Definitely a post I could relate to.

August 26, 2008 5:38 pm
Mark W.

Thanks for sharing Holly. There are certain songs that transport me back to a certain time in my life without even trying to make an association. I hear the song on the radio, for example, and my train of thought on whatever I'm doing is totally interrupted and sends me back. Music is that powerful for me also. I am also "guilty" of playing a song or album to death. Currently it's Matchbox 20's - Yourself or someone like you. Also regarding music my brother recently told me my niece has started listening to the Beatles. It's good to see some of the 'old' music can be discovered and appeal to young people.

August 26, 2008 12:30 pm
Jay Wigley

Soundtrack album from junior year of college: The Smiths' Strangeways, Here We Come. Not that such an admission dates me AT ALL.

August 26, 2008 1:34 pm
Norcross

I'm somewhat known for putting together comps for friends and family. Having an MP3 collection of over 40,000 tracks will do that. I make it a point to always burn my personal mix CDs without labeling them, so it's always a surprise when I listen to them.

August 26, 2008 1:44 pm
Holly Hoffman

@Mark W.: I'm glad to hear that there are others with album-centric obsessions. As to the Beatles, I think (I hope) everyone goes through a Beatles phase. I grew up in a Beatles household, so that phase was somewhere between ages 8-13. Sgt. Pepper's was one of those albums spread across my parents' living room floor. ;)
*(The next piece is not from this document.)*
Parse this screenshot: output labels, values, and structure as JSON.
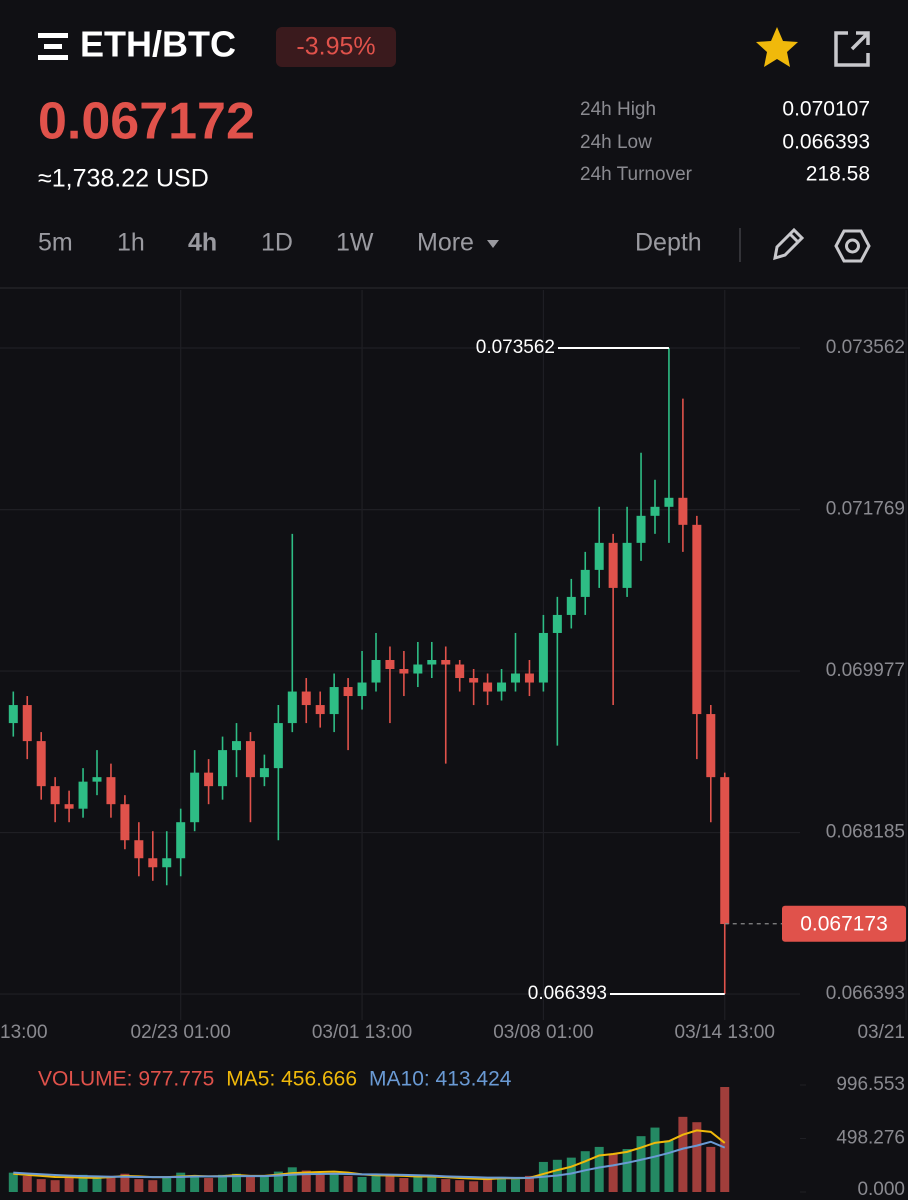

@Jay Wigley: Man, what is it about college that opens you up to good music? I didn't even think I liked any music later than the Cure until I went to college. I always had to dig backwards it seemed - from classic rock to Motown to Chet Baker to Thelonius Monk and Billie Holiday. It's a wonder I never got into classical (although there was a brief Gregorian chant phase... no comment).
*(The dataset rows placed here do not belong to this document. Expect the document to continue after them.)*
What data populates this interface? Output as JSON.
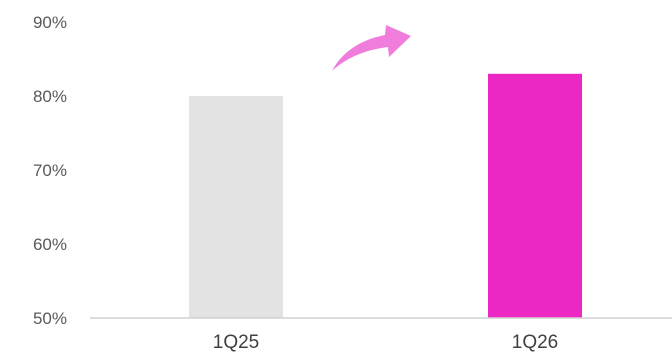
{
  "chart_data": {
    "type": "bar",
    "categories": [
      "1Q25",
      "1Q26"
    ],
    "series": [
      {
        "values": [
          80,
          83
        ]
      }
    ],
    "bar_colors": [
      "#e3e3e3",
      "#ec27c4"
    ],
    "ylim": [
      50,
      90
    ],
    "yticks": [
      50,
      60,
      70,
      80,
      90
    ],
    "ytick_labels": [
      "50%",
      "60%",
      "70%",
      "80%",
      "90%"
    ],
    "grid": false,
    "annotation": {
      "shape": "curved-arrow-up-right",
      "color": "#f07cdc"
    }
  }
}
@Norcross: I never thought of not labeling them! Brilliant. Although, I don't really burn CDs as much as I used to. My iPod and a radio transmitter lessened that need. I still love making comps though, and I love Nick Hornby's philosophy behind the making of a good comp. So true.

August 26, 2008 2:34 pm
Terea S.

Yes, Yes, Yes!! I too have had love affairs with certain songs in my past. I say love affair because I was addicted. I never understood why people claimed they loved songs but couldn't listen to them for a straight hour like myself?

Songs can take you back to places, people, and important moments in time. I know every time I hear Busta Rhymes' 'Put Your Hands Where My Eyes Can See' -- it takes me back to my freshman year in college. This popular club played the song every single week and everyone ran to the dance floor.
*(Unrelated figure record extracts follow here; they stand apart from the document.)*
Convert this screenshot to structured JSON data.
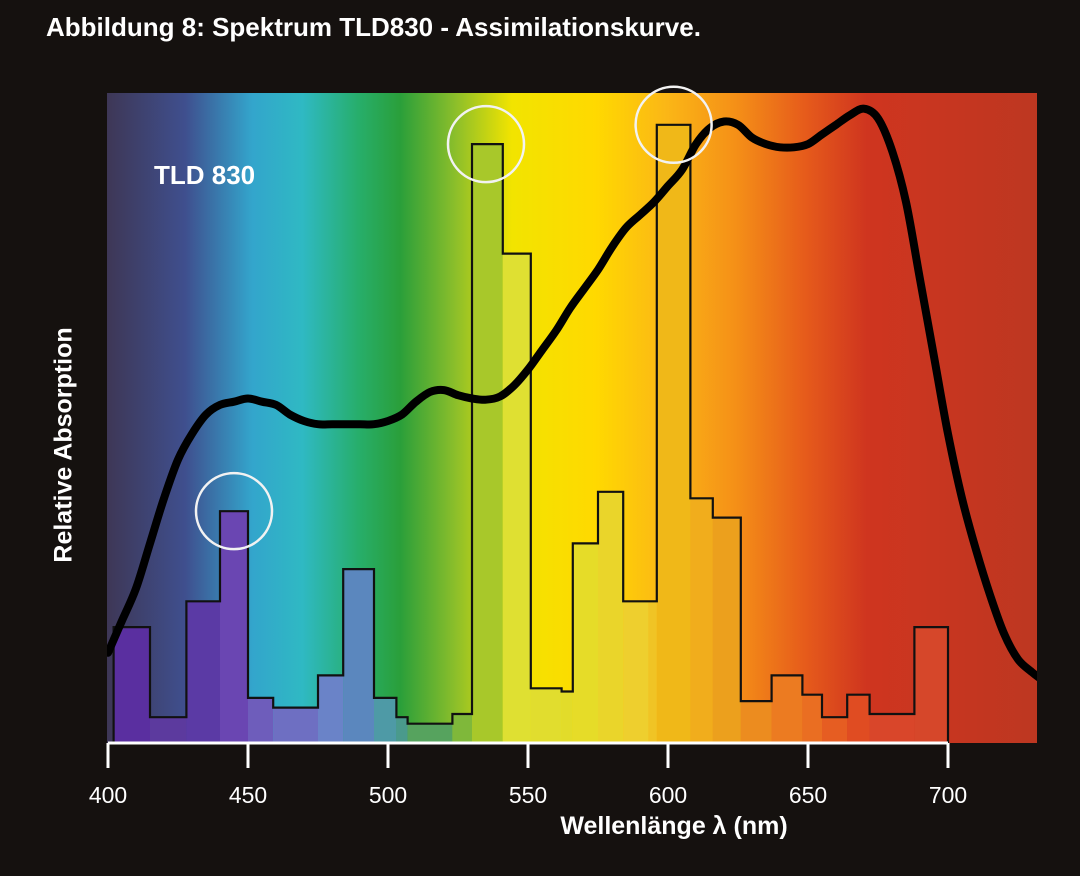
{
  "title": "Abbildung 8: Spektrum TLD830 - Assimilationskurve.",
  "chart_data": {
    "type": "bar",
    "title": "Abbildung 8: Spektrum TLD830 - Assimilationskurve.",
    "xlabel": "Wellenlänge λ (nm)",
    "ylabel": "Relative Absorption",
    "annotation": "TLD 830",
    "xlim": [
      400,
      733
    ],
    "ylim": [
      0,
      100
    ],
    "xticks": [
      400,
      450,
      500,
      550,
      600,
      650,
      700
    ],
    "grid": false,
    "colors": {
      "background": "#15110f",
      "axis": "#ffffff",
      "curve": "#000000",
      "bar_outline": "#111111",
      "highlight_circle": "#f2f2f2"
    },
    "spectrum_gradient": [
      {
        "nm": 400,
        "color": "#3e3756"
      },
      {
        "nm": 428,
        "color": "#3f4f8e"
      },
      {
        "nm": 452,
        "color": "#33a5cc"
      },
      {
        "nm": 470,
        "color": "#2fb9c3"
      },
      {
        "nm": 490,
        "color": "#27ae6b"
      },
      {
        "nm": 505,
        "color": "#2a9f3a"
      },
      {
        "nm": 525,
        "color": "#8dbf2a"
      },
      {
        "nm": 545,
        "color": "#f2e400"
      },
      {
        "nm": 575,
        "color": "#ffd900"
      },
      {
        "nm": 600,
        "color": "#fbb716"
      },
      {
        "nm": 625,
        "color": "#f59017"
      },
      {
        "nm": 650,
        "color": "#e65b1b"
      },
      {
        "nm": 672,
        "color": "#cf351f"
      },
      {
        "nm": 733,
        "color": "#bd3721"
      }
    ],
    "bars": [
      {
        "x0": 402,
        "x1": 415,
        "value": 18,
        "color": "#5a2fa0"
      },
      {
        "x0": 415,
        "x1": 428,
        "value": 4,
        "color": "#5c3a9e"
      },
      {
        "x0": 428,
        "x1": 440,
        "value": 22,
        "color": "#5b3aa5"
      },
      {
        "x0": 440,
        "x1": 450,
        "value": 36,
        "color": "#6a46b2"
      },
      {
        "x0": 450,
        "x1": 459,
        "value": 7,
        "color": "#6e5dbb"
      },
      {
        "x0": 459,
        "x1": 475,
        "value": 5.5,
        "color": "#6e6fc2"
      },
      {
        "x0": 475,
        "x1": 484,
        "value": 10.5,
        "color": "#6a83c8"
      },
      {
        "x0": 484,
        "x1": 495,
        "value": 27,
        "color": "#5b87be"
      },
      {
        "x0": 495,
        "x1": 503,
        "value": 7,
        "color": "#4e9aa6"
      },
      {
        "x0": 503,
        "x1": 507,
        "value": 4,
        "color": "#4a9a8c"
      },
      {
        "x0": 507,
        "x1": 523,
        "value": 3,
        "color": "#56a35e"
      },
      {
        "x0": 523,
        "x1": 530,
        "value": 4.5,
        "color": "#7fb83a"
      },
      {
        "x0": 530,
        "x1": 541,
        "value": 93,
        "color": "#a8c82a"
      },
      {
        "x0": 541,
        "x1": 551,
        "value": 76,
        "color": "#dfe032"
      },
      {
        "x0": 551,
        "x1": 562,
        "value": 8.5,
        "color": "#e1dd2e"
      },
      {
        "x0": 562,
        "x1": 566,
        "value": 8,
        "color": "#e2dc2a"
      },
      {
        "x0": 566,
        "x1": 575,
        "value": 31,
        "color": "#e6dc28"
      },
      {
        "x0": 575,
        "x1": 584,
        "value": 39,
        "color": "#ead52a"
      },
      {
        "x0": 584,
        "x1": 593,
        "value": 22,
        "color": "#eecf2e"
      },
      {
        "x0": 593,
        "x1": 596,
        "value": 22,
        "color": "#f0c425"
      },
      {
        "x0": 596,
        "x1": 608,
        "value": 96,
        "color": "#f0b818"
      },
      {
        "x0": 608,
        "x1": 616,
        "value": 38,
        "color": "#f1ad1c"
      },
      {
        "x0": 616,
        "x1": 626,
        "value": 35,
        "color": "#eca01d"
      },
      {
        "x0": 626,
        "x1": 637,
        "value": 6.5,
        "color": "#ec8c1f"
      },
      {
        "x0": 637,
        "x1": 648,
        "value": 10.5,
        "color": "#ec7b21"
      },
      {
        "x0": 648,
        "x1": 655,
        "value": 7.5,
        "color": "#ea6e22"
      },
      {
        "x0": 655,
        "x1": 664,
        "value": 4,
        "color": "#e65d22"
      },
      {
        "x0": 664,
        "x1": 672,
        "value": 7.5,
        "color": "#e04c22"
      },
      {
        "x0": 672,
        "x1": 688,
        "value": 4.5,
        "color": "#d9462a"
      },
      {
        "x0": 688,
        "x1": 700,
        "value": 18,
        "color": "#d6472a"
      }
    ],
    "series": [
      {
        "type": "line",
        "x": [
          400,
          405,
          410,
          415,
          420,
          425,
          430,
          435,
          440,
          445,
          450,
          455,
          460,
          465,
          470,
          475,
          480,
          485,
          490,
          495,
          500,
          505,
          510,
          515,
          520,
          525,
          530,
          535,
          540,
          545,
          550,
          555,
          560,
          565,
          570,
          575,
          580,
          585,
          590,
          595,
          600,
          605,
          610,
          615,
          620,
          625,
          630,
          635,
          640,
          645,
          650,
          655,
          660,
          665,
          670,
          675,
          680,
          685,
          690,
          695,
          700,
          705,
          710,
          715,
          720,
          725,
          730,
          733
        ],
        "values": [
          14,
          19,
          24,
          31,
          38,
          44,
          48,
          51,
          52.5,
          53,
          53.5,
          53,
          52.5,
          51,
          50,
          49.5,
          49.5,
          49.5,
          49.5,
          49.5,
          50,
          51,
          53,
          54.5,
          54.8,
          54,
          53.5,
          53.3,
          53.8,
          55.5,
          58,
          61,
          64,
          67.5,
          70.5,
          73.5,
          77,
          80,
          82,
          84,
          86.5,
          89,
          93,
          95.5,
          96.5,
          96,
          94,
          93,
          92.5,
          92.5,
          93,
          94.5,
          96,
          97.5,
          98.5,
          97,
          92,
          84,
          72,
          60,
          48,
          38,
          30,
          23,
          17,
          13,
          11,
          10
        ]
      }
    ],
    "highlight_circles": [
      {
        "x": 445,
        "value": 36
      },
      {
        "x": 535,
        "value": 93
      },
      {
        "x": 602,
        "value": 96
      }
    ]
  }
}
And who could forget Michael Jackson's 'Billie Jean'. I could barely walk but remember my classmates and I trying to moonwalk on the cafeteria floor at school.

Music is truly my heartbeat. It's also the ONLY universal language. You can listen to music in other languages and actually have some idea of what they're singing about or feeling. That's so cool to me.

August 26, 2008 8:18 pm
Vanessa

I could relate to this post as well. I definitely have an emotional attachment to my music because there are songs that I link strongly with important moments and periods in my life that were caused by my own kicks. Walking around with my iPod for me is like daily meditation for others.